Here is an interesting fact that comes from brain research: It takes less than 90 seconds for an emotion to get triggered, surge through the blood stream then get flushed out. There is an automatic and chemical response in the body that lasts no longer than a minute and a half, yet by resisting and fighting our emotions, we choose to hang onto them indefinitely allowing them to coagulate in the body/mind matrix.
I know that each of our lives is proportionally blessed and a mess. Instead of trying to clean up the mess once and for all or pretend it doesn't exist, why not make a place for it in your life? I began this year declaring that it would be about personal mastery and then got the "messy" assignment! Indeed, I have been initiated into a new level of growth and the journey of following my soul's call continues.
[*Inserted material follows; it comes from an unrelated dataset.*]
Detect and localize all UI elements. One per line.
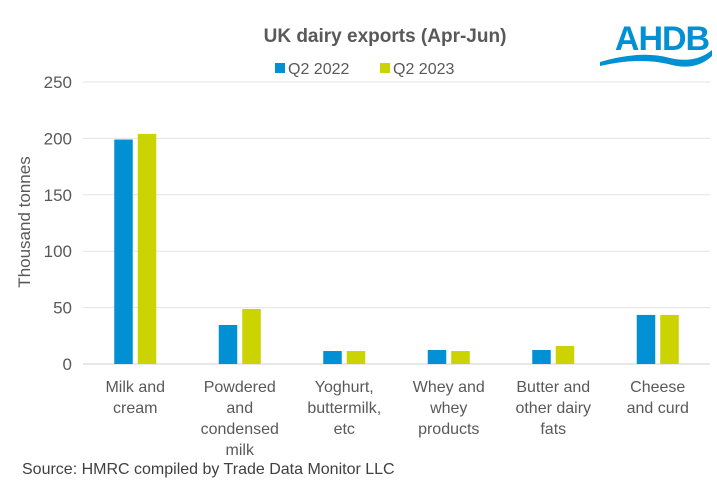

Just because this year is coming to a calendar close doesn’t mean I have to try to wrap it in a bow to impose a sense of orderly endings. However, I can focus on the fact that in the mess I am discovering some amazing opportunities to live with a much greater sense of freedom and joy.
Thank you 2017 for the mess, the mastery and the magic. . . .
Shakti Shake: a practice for transforming difficult emotions
In the Yogic tradition, Shakti is the creative life force that weaves through all of creation and moves the entire cosmos. This energetic principle expresses in an infinite number of ways and within each living thing. From this perspective, we can practice developing a sacred relationship with this creative impulse and discover how it wants to move through us on any given day. Utilizing the powerful yogic trifecta of breath, movement and sound to release the emotions creates a safe space for the messes of our minds and hearts to spill consciously. Try this practice next time you're triggered by a strong emotional reaction: Find a place where you can be alone and undisturbed. Stand with your feet a little wider than your hips and allow your knees to be soft. Tune into your body and notice where you feel the sensation of the emotion. Breathe a few deep breaths and begin to gently shake your body. There is no right or wrong way to do this. Follow your intuitive impulse to shake softly or with more vigor. You can use music to support your process. Explore different tempos and invite any sounds to be expressed. Keep going as long as you need to until the charge of the emotion dissipates. Then rest in stillness for a few minutes to feel the effects of the practice.